TOKYO (April 24, 2004) – U.S. and Japanese governments today agreed to protocols aimed at the resumption of beef exports to Japan, traditionally the No. 1 export market for U.S. beef. U.S. beef and beef variety meat exports to Japan in 2003 neared 376,000 metric tons and were valued at $1.4 billion.

“There is a meeting of minds about the need to resolve the current ban,” said Paul Clayton, U.S. Meat Export Federation (USMEF) Vice President, Export Services, who along with Vice President, Asian Pacific, Joel Haggard, was in Tokyoas a resource to the USDA delegation.

USMEF President and CEO Philip Seng, speaking from Denver, said: “This is encouraging news and the first and most important step toward resumption of trade.”

Under the agreement, spelled out in a joint English and Japanese press release issued late Saturday night in Tokyo(http://www.usda.gov/Newsroom/0165.04.html), the U.S. and Japan will “actively engage in consultations, including a working group…over the period of this summer. At the same time, the two sides will respectively pursue domestic discussions and make efforts so as to reach a final conclusion by sometime around summer on the resumption of the importation of both American and Japanese beef.”

Initial Japanese media reaction to the press release Saturday night was relatively muted, Haggard reported, with several television stations providing brief and factual coverage of the major elements of the press release. Members of the trade media contacted by USMEF, however, expressed some surprise at the absence of government of Japan references in either the press release or the post-meeting press briefing to 100-percent BSE testing, a measure Japan’s Ministry of Agriculture, Fish and Forestry (MAFF) officials have publicly stated would have to be undertaken by the U.S. cattle industry in order to regain export eligibility to Japan.
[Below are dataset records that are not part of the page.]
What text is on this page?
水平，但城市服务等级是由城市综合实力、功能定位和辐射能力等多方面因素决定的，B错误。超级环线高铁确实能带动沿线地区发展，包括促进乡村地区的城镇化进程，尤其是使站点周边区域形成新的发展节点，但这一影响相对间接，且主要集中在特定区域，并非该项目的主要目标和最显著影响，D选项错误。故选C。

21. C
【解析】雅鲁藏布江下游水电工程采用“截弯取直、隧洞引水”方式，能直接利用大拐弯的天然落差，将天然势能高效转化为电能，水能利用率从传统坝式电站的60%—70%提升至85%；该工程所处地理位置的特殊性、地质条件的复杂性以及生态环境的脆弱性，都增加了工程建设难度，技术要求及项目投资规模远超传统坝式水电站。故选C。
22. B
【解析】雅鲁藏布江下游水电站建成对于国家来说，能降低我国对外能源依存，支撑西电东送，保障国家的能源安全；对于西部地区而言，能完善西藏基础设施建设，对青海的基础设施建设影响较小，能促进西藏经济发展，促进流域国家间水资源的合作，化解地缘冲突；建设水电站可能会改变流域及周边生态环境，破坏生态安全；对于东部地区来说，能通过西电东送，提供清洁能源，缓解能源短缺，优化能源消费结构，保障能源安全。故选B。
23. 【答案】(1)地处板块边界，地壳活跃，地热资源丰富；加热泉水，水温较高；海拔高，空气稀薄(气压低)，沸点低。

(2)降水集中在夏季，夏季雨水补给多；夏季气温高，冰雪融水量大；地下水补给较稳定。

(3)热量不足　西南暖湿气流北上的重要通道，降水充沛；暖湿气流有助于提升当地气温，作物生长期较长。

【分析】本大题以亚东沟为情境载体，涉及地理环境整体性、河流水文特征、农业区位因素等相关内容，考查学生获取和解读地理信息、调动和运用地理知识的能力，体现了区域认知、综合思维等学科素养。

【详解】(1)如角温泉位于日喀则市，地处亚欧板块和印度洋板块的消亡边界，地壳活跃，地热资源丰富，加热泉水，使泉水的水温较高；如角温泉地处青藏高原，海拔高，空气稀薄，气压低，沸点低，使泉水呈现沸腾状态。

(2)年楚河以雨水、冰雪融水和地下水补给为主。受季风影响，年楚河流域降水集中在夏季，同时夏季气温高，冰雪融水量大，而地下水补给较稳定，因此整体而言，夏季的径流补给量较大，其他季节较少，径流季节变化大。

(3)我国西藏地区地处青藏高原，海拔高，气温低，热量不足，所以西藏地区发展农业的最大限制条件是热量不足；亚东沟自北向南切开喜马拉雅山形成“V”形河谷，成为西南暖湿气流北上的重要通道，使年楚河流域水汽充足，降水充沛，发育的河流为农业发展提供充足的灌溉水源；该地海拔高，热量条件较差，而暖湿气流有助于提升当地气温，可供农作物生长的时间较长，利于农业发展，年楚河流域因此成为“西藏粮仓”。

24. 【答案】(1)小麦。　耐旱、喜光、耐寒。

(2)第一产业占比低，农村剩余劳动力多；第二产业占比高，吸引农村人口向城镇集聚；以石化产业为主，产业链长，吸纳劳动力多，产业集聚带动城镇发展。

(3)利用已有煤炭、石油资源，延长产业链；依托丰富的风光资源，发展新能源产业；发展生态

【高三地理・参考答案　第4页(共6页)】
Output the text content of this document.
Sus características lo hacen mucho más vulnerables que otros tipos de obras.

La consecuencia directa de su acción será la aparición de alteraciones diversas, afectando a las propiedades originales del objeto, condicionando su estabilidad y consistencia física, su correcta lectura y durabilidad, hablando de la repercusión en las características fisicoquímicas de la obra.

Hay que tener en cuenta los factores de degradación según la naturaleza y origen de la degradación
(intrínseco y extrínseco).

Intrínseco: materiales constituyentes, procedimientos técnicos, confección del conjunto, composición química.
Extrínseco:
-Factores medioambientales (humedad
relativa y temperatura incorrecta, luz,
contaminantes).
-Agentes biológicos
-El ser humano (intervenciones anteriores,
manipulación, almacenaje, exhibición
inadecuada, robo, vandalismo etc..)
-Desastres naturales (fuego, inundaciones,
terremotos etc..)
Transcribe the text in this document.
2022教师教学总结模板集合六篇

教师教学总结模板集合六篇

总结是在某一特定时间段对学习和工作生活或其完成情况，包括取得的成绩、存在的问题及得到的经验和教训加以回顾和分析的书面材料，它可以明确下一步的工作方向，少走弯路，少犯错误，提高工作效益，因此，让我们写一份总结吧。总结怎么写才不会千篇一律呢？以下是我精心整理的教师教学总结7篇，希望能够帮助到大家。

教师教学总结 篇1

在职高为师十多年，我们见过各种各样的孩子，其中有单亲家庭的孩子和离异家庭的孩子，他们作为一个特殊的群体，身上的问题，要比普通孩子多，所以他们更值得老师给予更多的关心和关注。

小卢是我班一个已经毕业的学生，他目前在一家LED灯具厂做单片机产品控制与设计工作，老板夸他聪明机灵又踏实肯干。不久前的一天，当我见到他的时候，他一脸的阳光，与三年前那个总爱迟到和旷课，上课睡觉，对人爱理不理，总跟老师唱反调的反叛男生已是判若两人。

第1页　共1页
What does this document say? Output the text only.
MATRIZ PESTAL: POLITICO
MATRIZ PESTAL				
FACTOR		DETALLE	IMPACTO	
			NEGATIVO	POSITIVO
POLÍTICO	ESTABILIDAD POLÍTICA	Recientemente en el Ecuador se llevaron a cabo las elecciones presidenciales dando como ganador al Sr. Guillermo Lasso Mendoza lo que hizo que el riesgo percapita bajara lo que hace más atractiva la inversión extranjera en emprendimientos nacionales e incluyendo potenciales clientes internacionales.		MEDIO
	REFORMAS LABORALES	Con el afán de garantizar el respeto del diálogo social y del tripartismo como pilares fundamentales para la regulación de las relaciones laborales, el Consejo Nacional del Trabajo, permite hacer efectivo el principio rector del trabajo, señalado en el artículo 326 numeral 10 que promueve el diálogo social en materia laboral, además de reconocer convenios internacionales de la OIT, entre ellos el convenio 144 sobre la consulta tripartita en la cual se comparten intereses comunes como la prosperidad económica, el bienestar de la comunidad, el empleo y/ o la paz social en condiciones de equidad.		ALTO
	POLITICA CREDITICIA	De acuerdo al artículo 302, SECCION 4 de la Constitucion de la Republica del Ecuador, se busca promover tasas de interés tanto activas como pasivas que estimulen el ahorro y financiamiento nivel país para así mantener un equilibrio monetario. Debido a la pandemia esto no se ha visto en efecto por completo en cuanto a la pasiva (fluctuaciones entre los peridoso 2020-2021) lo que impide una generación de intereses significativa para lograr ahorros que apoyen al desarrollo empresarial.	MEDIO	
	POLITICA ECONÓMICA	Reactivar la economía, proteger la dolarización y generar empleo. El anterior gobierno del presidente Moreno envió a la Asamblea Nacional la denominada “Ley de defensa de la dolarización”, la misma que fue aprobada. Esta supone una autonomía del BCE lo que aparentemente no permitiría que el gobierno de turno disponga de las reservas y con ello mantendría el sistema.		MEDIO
During a post-meeting press briefing, Japanese media questions directed toward Japanese officials largely focused on what appeared to be a softening in the Japan position on comprehensive BSE testing. Japan Food Safety Commission officials stated that Japan’s current domestic 100-percent testing requirement would be re-evaluated. Moreover, it is understood that the first technical item for discussion by the working group – the “definition” of BSE – may consist of further analysis of Japan’s positive test results of two very young animals, age 21 and 23 months, the youngest animals to test positive for BSE under routine surveillance programs. Various officials, politicians and consumer groups have cited the two findings as justification for maintaining a 100-percent testing regime, while others question whether the animals were, in fact, actually positive for BSE. 

The agreement, phrased in the press release as a “shared…recognition,” calls for the establishment of a technical working group, composed of technical experts from both sides, who will meet monthly until this summer to discuss six technical issues: 1) definition of BSE and method of testing; 2) definition of specified risk materials and the method of removal; 3) appropriate surveillance; 4) appropriate feed ban implementation; 5) cattle month-age identification; and 6) other issues. The working group is to be “launched” in mid-May, and is to be composed of BSE experts and working level government officials from both sides. The framework also calls for U.S.-Japanese consultations during the working group deliberations at the undersecretary/director-general level should it be needed. Finally, the framework calls for communication with the public, via press briefings, by the working group.

“This doesn’t mean that we will be shipping beef to Japan next week,” Seng noted. “What it does mean is that both governments recognize the mutual importance of U.S. beef trade and the need to base future trade decisions on science, and that they have laid out a plan and a timetable that will lead to trade resumption. This is a critical and needed first step. I compliment the negotiating teams of both countries for their effort to establish this framework for future discussions.”

In 2003, according to USDA statistics, total U.S. beef and beef variety meat exports increased 3 percent in volume to 1.28 million metric tons, while value increased 21 percent to $3.86 billion. Exports now account for nearly 13 percent of U.S. beef production on a wholesale weight basis.

The U.S. Meat Export Federation is the trade association responsible for developing international markets for the U.S. red meat industry and is funded by USDA, exporting companies, and the beef, pork, corn, sorghum and soybean checkoff programs.